Wednesday, 22 February 2017

Where am I now and where do I go to next?

Route map of the North London Line from Drawing my way round London
Where am I now and where do I go to next are two questions I am asking myself a lot at the moment and they have nothing to do with getting from A to B. I've completed two contrasting art projects and now I feel at a bit of a loose end. I would love to get my teeth into something new but nothing intriguing has yet appeared on the horizon. So instead of kicking my heels at home I visited Tower Hamlets History Library & Archives to learn a bit about life in the Jewish East End in Whitechapel in the late 1890s and that included looking at maps.

Map of my route along the Hertford
Union canal.
As it happens Drawing my way round London and 805 steps along the Hertford Union Canal did both involve travelling and map-making. Having spent a long time drawing these maps it made me think about how we use them. In my case I wanted to show a simplified route of where my art was taking me and to make it easier for the readers of my blogs to follow.

The exhibition Maps and the 20th century: Drawing the line at the British Library was worth visiting and is ending in a couple of weeks. It shows many types of maps that I have never seen before. For example I was very struck by a huge Soviet town plan of Brighton from as late as 1990. I always try and read the labels on maps to try and get a handle on the geography but these were in Cyrillic which made these familiar names completely foreign and I found that a bit disturbing.

Some of our own collection
I enjoyed seeing the original rough pencil sketch for the London tube map from 1931 which was hand drawn by Harry Beck. This basic design has survived for nearly 90 years and has been flexible enough to undergo numerous changes over the years and works just as well on digital platforms while retaining the original characteristics we have become so used to. I also became nostalgic for the A to Z maps of London which were originally compiled in the 1930s by Phyllis Pearsall, a British painter and writer. For years I used never to leave home without one and now we just rely on Google Maps to direct us.

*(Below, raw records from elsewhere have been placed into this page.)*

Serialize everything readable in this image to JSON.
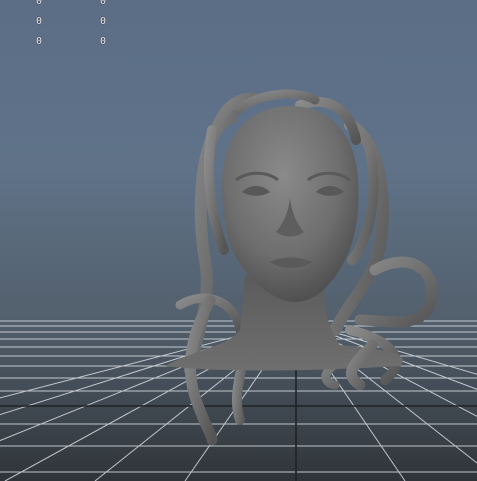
{
  "viewport": {
    "background_top": "#5b6e86",
    "background_bottom": "#2f3439",
    "grid_color": "#d8dde3",
    "model_color": "#6b6b6b"
  },
  "hud": {
    "rows": [
      {
        "col1": "0",
        "col2": "0"
      },
      {
        "col1": "0",
        "col2": "0"
      },
      {
        "col1": "0",
        "col2": "0"
      }
    ]
  },
  "scene": {
    "model_name": "medusa-head-icon"
  }
}
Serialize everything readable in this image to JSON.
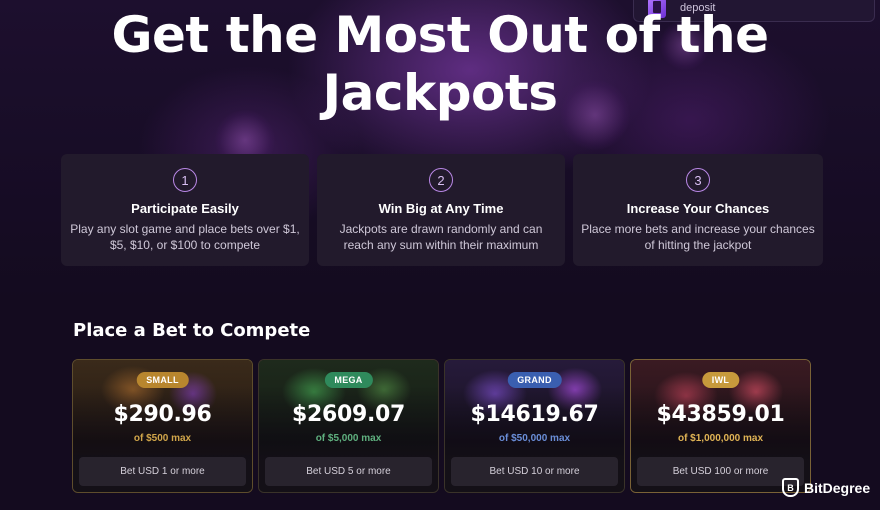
{
  "notification": {
    "text": "deposit",
    "icon": "gift-icon"
  },
  "hero": {
    "title": "Get the Most Out of the Jackpots"
  },
  "steps": [
    {
      "number": "1",
      "title": "Participate Easily",
      "description": "Play any slot game and place bets over $1, $5, $10, or $100 to compete"
    },
    {
      "number": "2",
      "title": "Win Big at Any Time",
      "description": "Jackpots are drawn randomly and can reach any sum within their maximum"
    },
    {
      "number": "3",
      "title": "Increase Your Chances",
      "description": "Place more bets and increase your chances of hitting the jackpot"
    }
  ],
  "section": {
    "title": "Place a Bet to Compete"
  },
  "jackpots": [
    {
      "badge": "SMALL",
      "amount": "$290.96",
      "max": "of $500 max",
      "button": "Bet USD 1 or more",
      "badge_color": "#b8862e",
      "max_color": "#d1a64a"
    },
    {
      "badge": "MEGA",
      "amount": "$2609.07",
      "max": "of $5,000 max",
      "button": "Bet USD 5 or more",
      "badge_color": "#2f8a5c",
      "max_color": "#5fb07f"
    },
    {
      "badge": "GRAND",
      "amount": "$14619.67",
      "max": "of $50,000 max",
      "button": "Bet USD 10 or more",
      "badge_color": "#3a5fb0",
      "max_color": "#6a8ed8"
    },
    {
      "badge": "IWL",
      "amount": "$43859.01",
      "max": "of $1,000,000 max",
      "button": "Bet USD 100 or more",
      "badge_color": "#c79a3c",
      "max_color": "#e0b455"
    }
  ],
  "watermark": {
    "text": "BitDegree",
    "icon_letter": "B"
  }
}
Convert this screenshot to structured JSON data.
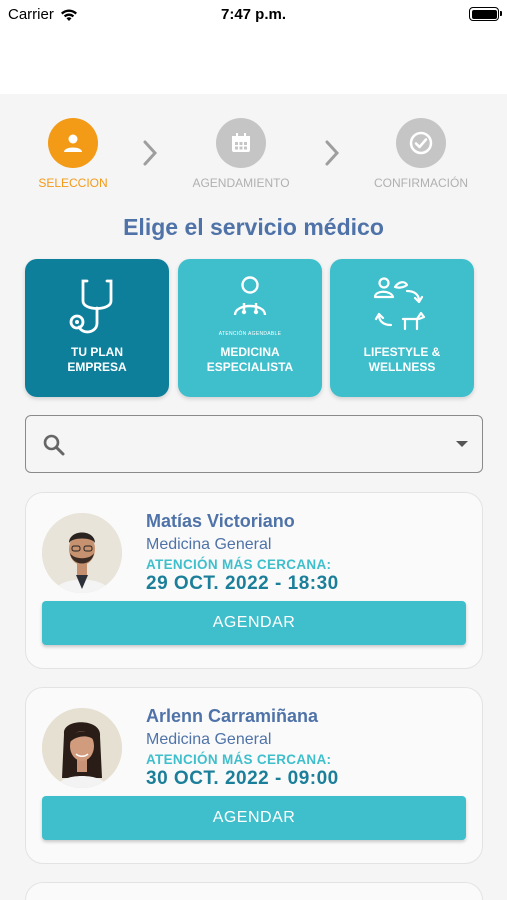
{
  "status_bar": {
    "carrier": "Carrier",
    "time": "7:47 p.m."
  },
  "stepper": {
    "steps": [
      {
        "label": "SELECCION",
        "icon": "person-icon",
        "state": "active"
      },
      {
        "label": "AGENDAMIENTO",
        "icon": "calendar-icon",
        "state": "pending"
      },
      {
        "label": "CONFIRMACIÓN",
        "icon": "check-circle-icon",
        "state": "pending"
      }
    ]
  },
  "title": "Elige el servicio médico",
  "services": [
    {
      "label_line1": "TU PLAN",
      "label_line2": "EMPRESA",
      "icon": "stethoscope-icon",
      "selected": true
    },
    {
      "label_line1": "MEDICINA",
      "label_line2": "ESPECIALISTA",
      "small_text": "ATENCIÓN AGENDABLE",
      "icon": "doctor-icon",
      "selected": false
    },
    {
      "label_line1": "LIFESTYLE &",
      "label_line2": "WELLNESS",
      "icon": "lifestyle-cycle-icon",
      "selected": false
    }
  ],
  "search": {
    "value": "",
    "icon": "search-icon"
  },
  "doctors": [
    {
      "name": "Matías Victoriano",
      "specialty": "Medicina General",
      "next_label": "ATENCIÓN MÁS CERCANA:",
      "next_date": "29 OCT. 2022 - 18:30",
      "button": "AGENDAR"
    },
    {
      "name": "Arlenn Carramiñana",
      "specialty": "Medicina General",
      "next_label": "ATENCIÓN MÁS CERCANA:",
      "next_date": "30 OCT. 2022 - 09:00",
      "button": "AGENDAR"
    }
  ],
  "colors": {
    "accent_orange": "#f39a17",
    "primary_blue": "#4f73a8",
    "teal": "#3fbfcc",
    "dark_teal": "#0d7f9b"
  }
}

An example of a different kind of map was produced by the Ford Motor Company as a souvenir of a trip you could take through the Ford Rouge Plant in River Rouge MI in 1940. This was a diagrammatic map of the progress of iron ore to the finished car. And as a complete contrast from any other exhibit there was an Escape Map dress on display. At the end of the war there was a surplus of military 'escape and evasion' maps which had been printed onto silk in order to be lightweight, more durable than paper and silent when opened. This dress was made using military maps of South East Asia which may have come from an RAF airfield in southern England. This reminded me that my Grandmother made my aunt's wedding dress from parachute silk in the late 1940s because there was so much of it available.

My foray into maps may or may not lead to a new direction for my artwork but it has been fun exploring them and if I fancy browsing any more unusual maps I can pore over The Map Book edited by Peter Barber that I was given as a birthday present.